If the courts does what the Trump administration wants, an estimated 19.9 million Americans would lose their health insurance coverage. The number of people who lack health insurance in Kentucky would rise by 151 percent, according to data from the nonprofit Urban Institute. In Montana, the number of uninsured would rise by 176 percent.

In fitting fashion, Donald Trump followed up the news with a tweet touting his party’s position on the issue:

Trump’s position on health care matters to voters. But he isn’t telling the truth about it.

President Trump isn’t telling the truth about his position on health care because his actual position, it turns out, isn’t very popular. Americans like the idea of making sure sick people have access to health insurance.

The Kaiser Family Foundation has found that it was the most important health care issue going into the election. For 14 percent of Americans, it was the “single most important” factor heading into the voting booth.
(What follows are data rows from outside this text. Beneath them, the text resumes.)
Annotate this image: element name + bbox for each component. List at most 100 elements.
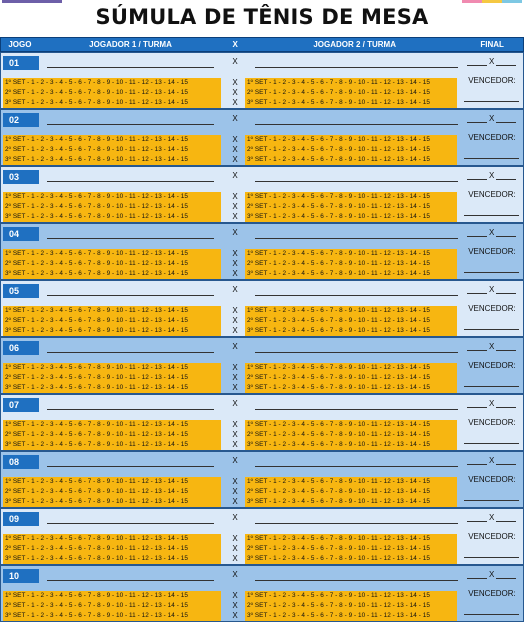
final-score-player2-field[interactable]	[496, 286, 517, 294]
player2-name-field[interactable]	[255, 523, 458, 524]
final-score-player1-field[interactable]	[467, 457, 487, 465]
player2-set-2-points[interactable]: 2º SET - 1 - 2 - 3 - 4 - 5 - 6 - 7 - 8 -…	[245, 259, 457, 269]
player2-set-3-points[interactable]: 3º SET - 1 - 2 - 3 - 4 - 5 - 6 - 7 - 8 -…	[245, 383, 457, 393]
player1-name-field[interactable]	[47, 409, 214, 410]
player1-set-2-points[interactable]: 2º SET - 1 - 2 - 3 - 4 - 5 - 6 - 7 - 8 -…	[3, 544, 221, 554]
player2-name-field[interactable]	[255, 67, 458, 68]
player1-set-1-points[interactable]: 1º SET - 1 - 2 - 3 - 4 - 5 - 6 - 7 - 8 -…	[3, 135, 221, 145]
player1-set-3-points[interactable]: 3º SET - 1 - 2 - 3 - 4 - 5 - 6 - 7 - 8 -…	[3, 155, 221, 165]
player1-set-1-points[interactable]: 1º SET - 1 - 2 - 3 - 4 - 5 - 6 - 7 - 8 -…	[3, 420, 221, 430]
player1-set-3-points[interactable]: 3º SET - 1 - 2 - 3 - 4 - 5 - 6 - 7 - 8 -…	[3, 98, 221, 108]
final-score-player2-field[interactable]	[496, 343, 517, 351]
player2-set-3-points[interactable]: 3º SET - 1 - 2 - 3 - 4 - 5 - 6 - 7 - 8 -…	[245, 212, 457, 222]
player2-set-1-points[interactable]: 1º SET - 1 - 2 - 3 - 4 - 5 - 6 - 7 - 8 -…	[245, 135, 457, 145]
player1-set-3-points[interactable]: 3º SET - 1 - 2 - 3 - 4 - 5 - 6 - 7 - 8 -…	[3, 554, 221, 564]
final-score-player2-field[interactable]	[496, 457, 517, 465]
player1-name-field[interactable]	[47, 295, 214, 296]
player2-set-3-points[interactable]: 3º SET - 1 - 2 - 3 - 4 - 5 - 6 - 7 - 8 -…	[245, 269, 457, 279]
player1-name-field[interactable]	[47, 67, 214, 68]
player1-set-1-points[interactable]: 1º SET - 1 - 2 - 3 - 4 - 5 - 6 - 7 - 8 -…	[3, 363, 221, 373]
player2-set-2-points[interactable]: 2º SET - 1 - 2 - 3 - 4 - 5 - 6 - 7 - 8 -…	[245, 202, 457, 212]
winner-name-field[interactable]	[464, 443, 519, 444]
player2-set-2-points[interactable]: 2º SET - 1 - 2 - 3 - 4 - 5 - 6 - 7 - 8 -…	[245, 601, 457, 611]
player1-set-1-points[interactable]: 1º SET - 1 - 2 - 3 - 4 - 5 - 6 - 7 - 8 -…	[3, 534, 221, 544]
final-score-player1-field[interactable]	[467, 58, 487, 66]
final-score-player2-field[interactable]	[496, 172, 517, 180]
final-score-player2-field[interactable]	[496, 229, 517, 237]
player2-name-field[interactable]	[255, 466, 458, 467]
player2-name-field[interactable]	[255, 409, 458, 410]
player1-set-2-points[interactable]: 2º SET - 1 - 2 - 3 - 4 - 5 - 6 - 7 - 8 -…	[3, 259, 221, 269]
winner-name-field[interactable]	[464, 158, 519, 159]
final-score-player1-field[interactable]	[467, 286, 487, 294]
player2-name-field[interactable]	[255, 238, 458, 239]
final-score-player1-field[interactable]	[467, 172, 487, 180]
player2-set-2-points[interactable]: 2º SET - 1 - 2 - 3 - 4 - 5 - 6 - 7 - 8 -…	[245, 88, 457, 98]
player2-set-3-points[interactable]: 3º SET - 1 - 2 - 3 - 4 - 5 - 6 - 7 - 8 -…	[245, 98, 457, 108]
player2-set-3-points[interactable]: 3º SET - 1 - 2 - 3 - 4 - 5 - 6 - 7 - 8 -…	[245, 554, 457, 564]
player2-set-2-points[interactable]: 2º SET - 1 - 2 - 3 - 4 - 5 - 6 - 7 - 8 -…	[245, 373, 457, 383]
player1-set-1-points[interactable]: 1º SET - 1 - 2 - 3 - 4 - 5 - 6 - 7 - 8 -…	[3, 249, 221, 259]
player1-set-1-points[interactable]: 1º SET - 1 - 2 - 3 - 4 - 5 - 6 - 7 - 8 -…	[3, 78, 221, 88]
player1-set-2-points[interactable]: 2º SET - 1 - 2 - 3 - 4 - 5 - 6 - 7 - 8 -…	[3, 145, 221, 155]
player2-name-field[interactable]	[255, 124, 458, 125]
player2-set-1-points[interactable]: 1º SET - 1 - 2 - 3 - 4 - 5 - 6 - 7 - 8 -…	[245, 591, 457, 601]
player1-set-2-points[interactable]: 2º SET - 1 - 2 - 3 - 4 - 5 - 6 - 7 - 8 -…	[3, 88, 221, 98]
player1-set-3-points[interactable]: 3º SET - 1 - 2 - 3 - 4 - 5 - 6 - 7 - 8 -…	[3, 383, 221, 393]
player2-set-2-points[interactable]: 2º SET - 1 - 2 - 3 - 4 - 5 - 6 - 7 - 8 -…	[245, 316, 457, 326]
final-score-player2-field[interactable]	[496, 400, 517, 408]
player2-set-1-points[interactable]: 1º SET - 1 - 2 - 3 - 4 - 5 - 6 - 7 - 8 -…	[245, 363, 457, 373]
player1-set-1-points[interactable]: 1º SET - 1 - 2 - 3 - 4 - 5 - 6 - 7 - 8 -…	[3, 591, 221, 601]
winner-name-field[interactable]	[464, 272, 519, 273]
final-score-player1-field[interactable]	[467, 400, 487, 408]
player2-set-3-points[interactable]: 3º SET - 1 - 2 - 3 - 4 - 5 - 6 - 7 - 8 -…	[245, 326, 457, 336]
player2-set-3-points[interactable]: 3º SET - 1 - 2 - 3 - 4 - 5 - 6 - 7 - 8 -…	[245, 497, 457, 507]
player2-set-1-points[interactable]: 1º SET - 1 - 2 - 3 - 4 - 5 - 6 - 7 - 8 -…	[245, 192, 457, 202]
player1-set-3-points[interactable]: 3º SET - 1 - 2 - 3 - 4 - 5 - 6 - 7 - 8 -…	[3, 497, 221, 507]
player2-set-1-points[interactable]: 1º SET - 1 - 2 - 3 - 4 - 5 - 6 - 7 - 8 -…	[245, 477, 457, 487]
final-score-player1-field[interactable]	[467, 571, 487, 579]
final-score-player2-field[interactable]	[496, 514, 517, 522]
player2-set-1-points[interactable]: 1º SET - 1 - 2 - 3 - 4 - 5 - 6 - 7 - 8 -…	[245, 534, 457, 544]
player2-set-2-points[interactable]: 2º SET - 1 - 2 - 3 - 4 - 5 - 6 - 7 - 8 -…	[245, 145, 457, 155]
player2-name-field[interactable]	[255, 580, 458, 581]
player2-set-1-points[interactable]: 1º SET - 1 - 2 - 3 - 4 - 5 - 6 - 7 - 8 -…	[245, 78, 457, 88]
player1-name-field[interactable]	[47, 181, 214, 182]
final-score-player2-field[interactable]	[496, 58, 517, 66]
winner-name-field[interactable]	[464, 386, 519, 387]
player1-set-1-points[interactable]: 1º SET - 1 - 2 - 3 - 4 - 5 - 6 - 7 - 8 -…	[3, 477, 221, 487]
final-score-player1-field[interactable]	[467, 115, 487, 123]
player1-name-field[interactable]	[47, 124, 214, 125]
winner-name-field[interactable]	[464, 557, 519, 558]
player1-name-field[interactable]	[47, 580, 214, 581]
player2-name-field[interactable]	[255, 181, 458, 182]
winner-name-field[interactable]	[464, 215, 519, 216]
player2-set-2-points[interactable]: 2º SET - 1 - 2 - 3 - 4 - 5 - 6 - 7 - 8 -…	[245, 544, 457, 554]
player1-set-2-points[interactable]: 2º SET - 1 - 2 - 3 - 4 - 5 - 6 - 7 - 8 -…	[3, 601, 221, 611]
player1-set-3-points[interactable]: 3º SET - 1 - 2 - 3 - 4 - 5 - 6 - 7 - 8 -…	[3, 212, 221, 222]
player1-name-field[interactable]	[47, 352, 214, 353]
player1-set-1-points[interactable]: 1º SET - 1 - 2 - 3 - 4 - 5 - 6 - 7 - 8 -…	[3, 306, 221, 316]
final-score-player2-field[interactable]	[496, 571, 517, 579]
player1-set-2-points[interactable]: 2º SET - 1 - 2 - 3 - 4 - 5 - 6 - 7 - 8 -…	[3, 316, 221, 326]
player1-set-3-points[interactable]: 3º SET - 1 - 2 - 3 - 4 - 5 - 6 - 7 - 8 -…	[3, 269, 221, 279]
player2-name-field[interactable]	[255, 352, 458, 353]
player1-set-3-points[interactable]: 3º SET - 1 - 2 - 3 - 4 - 5 - 6 - 7 - 8 -…	[3, 440, 221, 450]
player1-set-2-points[interactable]: 2º SET - 1 - 2 - 3 - 4 - 5 - 6 - 7 - 8 -…	[3, 373, 221, 383]
final-score-player1-field[interactable]	[467, 343, 487, 351]
player1-set-3-points[interactable]: 3º SET - 1 - 2 - 3 - 4 - 5 - 6 - 7 - 8 -…	[3, 326, 221, 336]
player2-set-3-points[interactable]: 3º SET - 1 - 2 - 3 - 4 - 5 - 6 - 7 - 8 -…	[245, 440, 457, 450]
player1-set-2-points[interactable]: 2º SET - 1 - 2 - 3 - 4 - 5 - 6 - 7 - 8 -…	[3, 430, 221, 440]
winner-name-field[interactable]	[464, 500, 519, 501]
player2-set-1-points[interactable]: 1º SET - 1 - 2 - 3 - 4 - 5 - 6 - 7 - 8 -…	[245, 420, 457, 430]
player2-set-1-points[interactable]: 1º SET - 1 - 2 - 3 - 4 - 5 - 6 - 7 - 8 -…	[245, 249, 457, 259]
player1-set-1-points[interactable]: 1º SET - 1 - 2 - 3 - 4 - 5 - 6 - 7 - 8 -…	[3, 192, 221, 202]
winner-name-field[interactable]	[464, 614, 519, 615]
final-score-player2-field[interactable]	[496, 115, 517, 123]
player1-name-field[interactable]	[47, 523, 214, 524]
player1-name-field[interactable]	[47, 238, 214, 239]
player2-set-3-points[interactable]: 3º SET - 1 - 2 - 3 - 4 - 5 - 6 - 7 - 8 -…	[245, 611, 457, 621]
player2-name-field[interactable]	[255, 295, 458, 296]
player2-set-2-points[interactable]: 2º SET - 1 - 2 - 3 - 4 - 5 - 6 - 7 - 8 -…	[245, 430, 457, 440]
player2-set-3-points[interactable]: 3º SET - 1 - 2 - 3 - 4 - 5 - 6 - 7 - 8 -…	[245, 155, 457, 165]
I saw this firsthand two years ago, when I went to Kentucky to write a story about Obamacare enrollees who voted for Trump. I asked a lot of voters: Why did you support the candidate who campaigned on getting rid of your health insurance?

I heard the same answer again and again: He promised that something better would come along. The voters I met during that reporting trip had paid attention to the election. They knew that Trump wanted to repeal Obamacare. But they also listened to the promises that came after that: His repeated claims that he would come up with something better to replace it.

Americans are listening to the claims Trump makes about health care. They are hearing him say he wants “insurance for everyone.” They listen when he says he has a plan.

But everything I’ve seen covering the Obamacare repeal debate — from the bills on Capitol Hill to this lawsuit filing— tells me that Trump is not interested in protecting preexisting conditions. There isn’t a plan to create coverage for everybody, and there never will be.